DUBAI, 10th January, 2022 (WAM) — Some 3.8 million refugees in the Middle East and millions of low-income families in Africa are facing dire conditions during one of the coldest winters in the region.
Refugees in Lebanon, Jordan and Iraq are suffering cold temperatures that can reach below zero degrees.
Under this framework, the World’s Coolest Winter campaign partnered with Mohammed bin Rashid Al Maktoum Global Initiatives (MBRGI), the United Nations High Commissioner for Refugees (UNHCR) and the Food Banking Regional Network, to launch the Warm Winter campaign to support refugee and displaced persons and families in the Middle East and Africa. The initiative is a collaboration with Galaxy Racer’s Content Creator AboFlah.
Many refugees and displaced families depend on the UNHCR’s aid to overcome winter conditions and secure their children’s food and shelter needs.
Without emergency aid, many families will not be secure and warm this winter. This is the tenth consecutive winter they spend away from home while suffering extreme poverty.
The UNHCR operates in 130 countries to help refugees and host communities and adapt and find solutions amidst increasingly harsh conditions. The international organisation’s statistics show that the number of forced migrants in 2021 exceeded 84 million people.
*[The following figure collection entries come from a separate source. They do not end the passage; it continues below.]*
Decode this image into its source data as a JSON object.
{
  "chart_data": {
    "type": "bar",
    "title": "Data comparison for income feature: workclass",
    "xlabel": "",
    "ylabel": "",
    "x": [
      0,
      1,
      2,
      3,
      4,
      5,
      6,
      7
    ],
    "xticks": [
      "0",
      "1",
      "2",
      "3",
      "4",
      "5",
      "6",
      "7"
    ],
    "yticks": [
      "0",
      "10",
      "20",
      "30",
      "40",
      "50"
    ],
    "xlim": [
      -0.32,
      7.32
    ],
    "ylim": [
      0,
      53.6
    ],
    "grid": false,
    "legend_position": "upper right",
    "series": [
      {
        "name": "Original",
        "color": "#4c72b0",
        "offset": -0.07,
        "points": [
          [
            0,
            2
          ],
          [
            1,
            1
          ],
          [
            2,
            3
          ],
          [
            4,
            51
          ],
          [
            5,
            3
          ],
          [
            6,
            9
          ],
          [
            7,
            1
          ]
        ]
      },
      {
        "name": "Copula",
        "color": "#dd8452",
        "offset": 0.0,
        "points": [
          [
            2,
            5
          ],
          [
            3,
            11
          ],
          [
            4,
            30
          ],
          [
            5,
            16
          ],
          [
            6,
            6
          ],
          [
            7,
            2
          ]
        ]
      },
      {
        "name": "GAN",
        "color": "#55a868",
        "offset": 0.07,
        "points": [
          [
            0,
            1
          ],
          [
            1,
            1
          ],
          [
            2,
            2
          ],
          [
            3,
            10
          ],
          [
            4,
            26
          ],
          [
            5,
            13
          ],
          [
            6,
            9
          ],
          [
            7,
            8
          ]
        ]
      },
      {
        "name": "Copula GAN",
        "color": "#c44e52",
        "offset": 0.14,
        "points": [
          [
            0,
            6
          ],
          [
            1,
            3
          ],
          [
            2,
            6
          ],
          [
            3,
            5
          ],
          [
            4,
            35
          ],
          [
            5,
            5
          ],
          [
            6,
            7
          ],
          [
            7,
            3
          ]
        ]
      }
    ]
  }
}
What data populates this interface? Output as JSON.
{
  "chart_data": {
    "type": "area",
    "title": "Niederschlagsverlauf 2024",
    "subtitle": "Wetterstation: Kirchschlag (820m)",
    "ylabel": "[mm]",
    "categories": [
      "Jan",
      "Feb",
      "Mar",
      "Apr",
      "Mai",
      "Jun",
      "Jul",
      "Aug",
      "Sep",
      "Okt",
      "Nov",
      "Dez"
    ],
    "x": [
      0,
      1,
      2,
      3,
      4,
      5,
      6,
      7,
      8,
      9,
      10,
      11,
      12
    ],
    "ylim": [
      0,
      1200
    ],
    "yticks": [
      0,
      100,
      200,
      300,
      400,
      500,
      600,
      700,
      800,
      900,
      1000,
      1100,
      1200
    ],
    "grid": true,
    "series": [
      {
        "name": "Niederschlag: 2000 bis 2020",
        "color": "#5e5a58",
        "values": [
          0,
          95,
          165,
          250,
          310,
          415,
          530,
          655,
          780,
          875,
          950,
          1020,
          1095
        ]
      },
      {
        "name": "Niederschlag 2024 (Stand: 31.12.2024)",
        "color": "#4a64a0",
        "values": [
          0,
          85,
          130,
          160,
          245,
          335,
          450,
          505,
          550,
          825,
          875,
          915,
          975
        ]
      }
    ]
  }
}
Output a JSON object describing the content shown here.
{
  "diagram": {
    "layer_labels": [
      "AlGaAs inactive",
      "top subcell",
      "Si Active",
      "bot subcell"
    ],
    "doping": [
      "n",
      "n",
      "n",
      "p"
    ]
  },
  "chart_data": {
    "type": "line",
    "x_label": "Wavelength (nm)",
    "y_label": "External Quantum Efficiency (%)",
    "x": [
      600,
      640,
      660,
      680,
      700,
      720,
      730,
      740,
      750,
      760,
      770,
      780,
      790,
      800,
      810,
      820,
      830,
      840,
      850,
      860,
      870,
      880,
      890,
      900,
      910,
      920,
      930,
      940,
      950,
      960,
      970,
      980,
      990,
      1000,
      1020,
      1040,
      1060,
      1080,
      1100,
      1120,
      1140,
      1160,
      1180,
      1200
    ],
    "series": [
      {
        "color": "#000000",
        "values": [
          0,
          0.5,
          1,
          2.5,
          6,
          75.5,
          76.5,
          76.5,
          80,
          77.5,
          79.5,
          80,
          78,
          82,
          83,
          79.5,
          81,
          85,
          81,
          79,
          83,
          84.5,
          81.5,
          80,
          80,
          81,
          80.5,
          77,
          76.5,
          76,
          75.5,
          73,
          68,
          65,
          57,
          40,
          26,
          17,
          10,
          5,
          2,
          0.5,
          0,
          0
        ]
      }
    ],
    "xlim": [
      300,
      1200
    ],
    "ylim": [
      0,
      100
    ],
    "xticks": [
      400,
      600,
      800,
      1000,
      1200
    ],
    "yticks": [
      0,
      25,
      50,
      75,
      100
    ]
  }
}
According to UNHCR’s figures, the number of displaced persons inside Iraq amounted to over 1.2 million people at the end of 2020, in addition to over 280,000 refugees, including 242,000 Syrian refugees. Women account for 48 percent of the total number of refugees in Iraq.
A UNHCR report on Syrian refugees published in March 2021 pointed out that half of the Syrian population has become refugees. More than 13 million Syrians require humanitarian assistance and protection, while 12.4 million people or 60 percent of the population suffer from malnutrition.
The organisation, therefore, called on the international community to intensify its collective efforts to help Syrian refugees and host communities.
The UNHCR cooperates with the World Food Programme (WFP) and the United Nations Children’s Fund (UNICEF) in Lebanon, which is suffering dire economic conditions, addressing the rapid deterioration in the living conditions of Syrian refugees. All three organisations have highlighted their inability to provide the minimum required funding to protect refugees.
Nearly 60 percent of Syrian refugee families in Lebanon live in overcrowded conditions. Furthermore, two-thirds of refugee families had to reduce their food supplies or their number of meals per day. The WFP currently helps over 1.1 million Syrian refugees and 600,000 Lebanese citizens by providing financial and food aid every month.
In Jordan, the UNHCR allocated nearly US$35 million in 2021 in the form of winter aid for refugees. Jordan has hosted over 1.3 million Syrian refugees since the outbreak of the crisis in 2011, including 669,992 refugees in the UNHCR’s records until 17th August, 2021.
The United Nation’s (UN) figures point out nearly 1 percent of the world’s population have been forcibly displaced and unable to return home, primarily due to the effects of climate change and the COVID-19 pandemic that has affected the world over the past two years.
In a previous statement, Filippo Grandi, UN High Commissioner for Refugees, stressed that forced displacement has become a reality and is no longer a temporary or short-term phenomenon. He added that millions of people live outside their countries because they cannot live in turbulent environments.
The refugee crisis is also threatening the future of entire generations, as nearly 374 million children are refugees, including many who are without their parents.
Nearly 80 percent of refugees and displaced persons worldwide live in areas suffering from food insecurity or severe malnutrition and facing environmental risks.
Over three-fourth of the world refugees, or 77 percent face long-term displacement; nearly 85 percent of refugees live in under-developed countries, while two-thirds of the world’s refugees belong to five countries – Syria, Venezuela, Afghanistan, South Sudan and Myanmar.
In addition to the refugee crisis, the COVID-19 pandemic has severely impacted the global economy and increased poverty worldwide in 2020. Subsequently, the World Bank’s figures indicate that the pandemic has pushed nearly 150 million to below the poverty line in 2021.